Her point, and the message of Nancy Roob, was to discuss how grantmakers can support nonprofits by supplying the growth capital they need to scale. I took away a more general message about which kind of nonprofits philanthropists should even attempt to help grow. Clara mentioned a paper written my her colleague George Overholser, Building is Not Buying:
Building an enterprise is fundamentally different than buying services from that enterprise. And yet, standard nonprofit accounting sheds no light on the building vs. buying distinction. George Overholser believes that this missing distinction is a major reason why a market for nonprofit growth capital has failed to materialize. The good news is that the system can be fixed more easily than one might expect.
When thinking about the difference between a great nonprofit that should simply be funded and one that should be given growth capital, Clara suggested we consider a neighborhood diner that served an incredibly good breakfast menu. Should it scale up? How many national chains serve an incredibly good breakfast menu? Not many, quality is difficult to scale.

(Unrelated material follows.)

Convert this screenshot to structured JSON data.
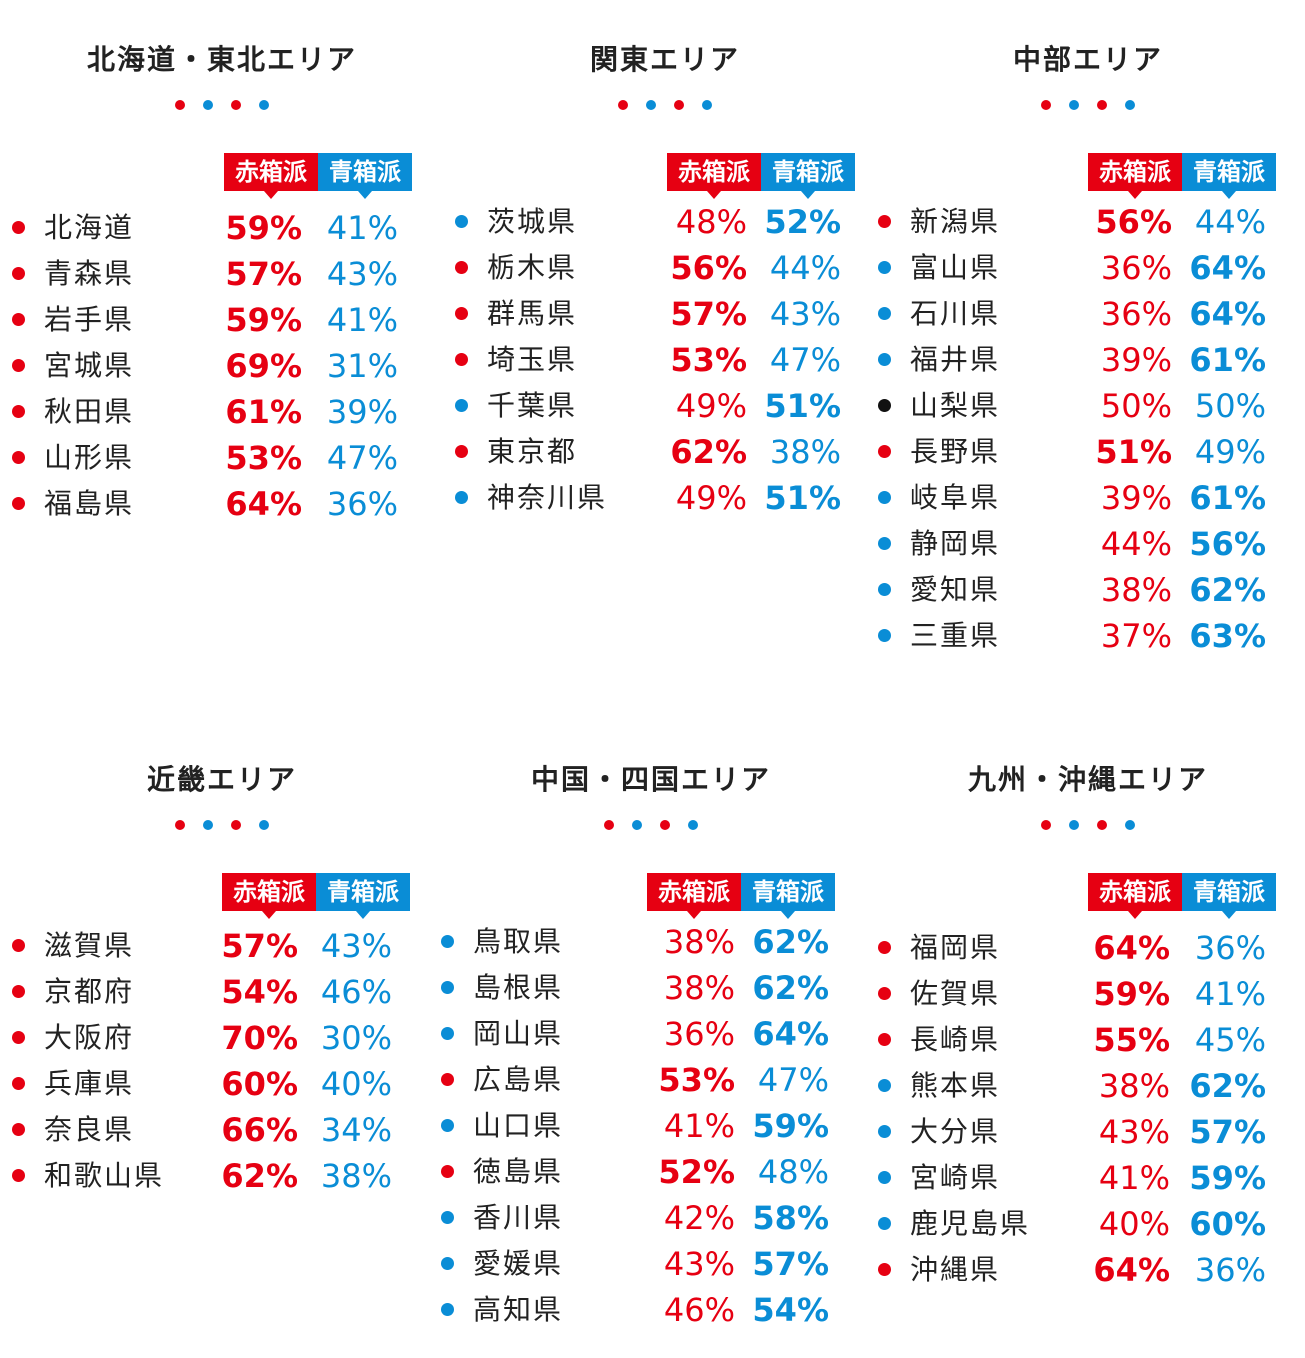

In this case, the customer should be content eating at the diner (funding its annual needs), but not provide growth capital to open new locations.
I’ve asked for a copy of the presentation to be emailed to me. If I get it, I’ll post some of the relevant slides. The last page of the presentation was four simple tips for grantmakers on how to structure grants. If you’ve been reading GiveWell, none of them will be a surprise, his advocacy of ignoring overhead cost ratios and making unrestricted grants mirrored Clara’s suggestions exactly.